Faced with the threat of losing customers to more French-friendly competitors, even businesses based outside the province have been responding to public pressure to maintain or improve services in French faster than the language inspectors can draw their tape measure.
[ Earlier this year, Esso started changing the name of its 54 service-station convenience stores in this province from Marche Express to On the Run, to standardize its trademark across North America->rub346].
Within days, it abandoned the idea, but not because of the tape-measure squad. In fact, the abortive name change was perfectly legal under Bill 101, which does not apply to a trademark protected by an international convention.
Rather, it was public pressure that persuaded Esso to beat a hasty retreat.
Organizations for the defence of French quickly mounted a public campaign against the change of name.

And poll results were published suggesting that 68 per cent of Quebecers were not in favour of English-only commercial names, and that for 35 per cent, such names had a negative influence on where they shopped.

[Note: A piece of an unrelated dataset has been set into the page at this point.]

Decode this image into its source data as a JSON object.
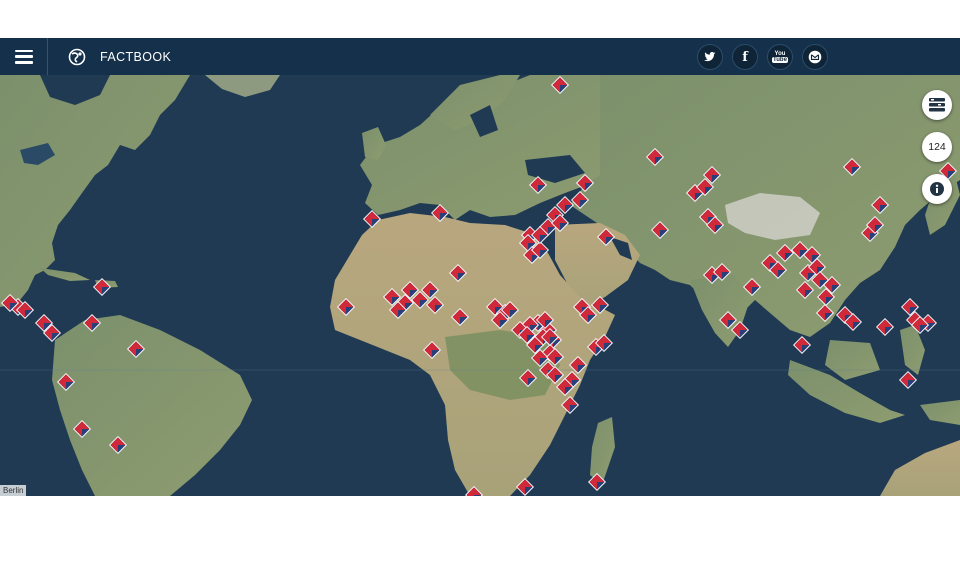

"After listening to our customers' comments," said a Quebec spokesman for Esso, "we concluded that it wasn't worth it to convert the Marche Expresses to the On the Run name." He admitted that "we're surprised at the vehemence of the comments we received."

And the president of the nationalist Societe St. Jean Baptiste de Montreal, who had been threatening to organize a boycott of Esso, said he was surprised by how quickly the company gave in. "We were preparing for a siege of several months," said Jean Dorion.

The Bay department-store chain moved almost as fast to announce recently that it will soon open a new customer-service centre in Montreal. This was less than four weeks after Le Journal de Montreal reported that the Bay was among several Canadian and American chains that provided poor service in French on their toll-free telephone help lines.

A spokesman for the chain assured the newspaper that service in French at the new centre, which will handle emails as well as calls from Quebec, will be "impeccable."

In this case, no one even threatened a consumer boycott of the business. And as in the case of Esso's convenience store, the change in company policy was not the result of coercive legislation or government intervention. The bad publicity of a newspaper article was effective enough pressure.

The newspaper named a dozen chains that provided service to francophones that was poor and in some cases rude. But it also listed almost twice as many that realized it was in their interest in a predominantly French-speaking market to provide good service in that language (one of them was Esso).

And, sometimes, government intervention on behalf of the French language is deemed unnecessary and even harmful by the very people who would supposedly benefit from it.

Two weeks ago, Action democratique du Quebec introduced a "Shrek bill" in the National Assembly to amend the Cinema Act to require that the French version of a film shown in this province be dubbed here.

This was after party leader Mario Dumont's children were unable to understand some of the Parisian expressions in the animated movie Shrek the Third, which had been dubbed in France.

The Quebec performers' union, the Union des artistes, has long been in favour of such legislation. But local film distributors and theatre owners were against it - and so were the province's two leading dubbing studios themselves.

The latter said the major Hollywood studios don't like to be told what to do and might retaliate against an attempt at coercion by boycotting the local studios entirely, jeopardizing a local industry that has been growing over the years.
Besides, already more than 70 per cent of the French versions of films shown in this province, and virtually all of those distributed by some of the "majors," are dubbed here.

If some of the studios have got the message that Quebecers prefer entertainment that speaks to them in Quebecois French, it's because they heard it in the marketplace.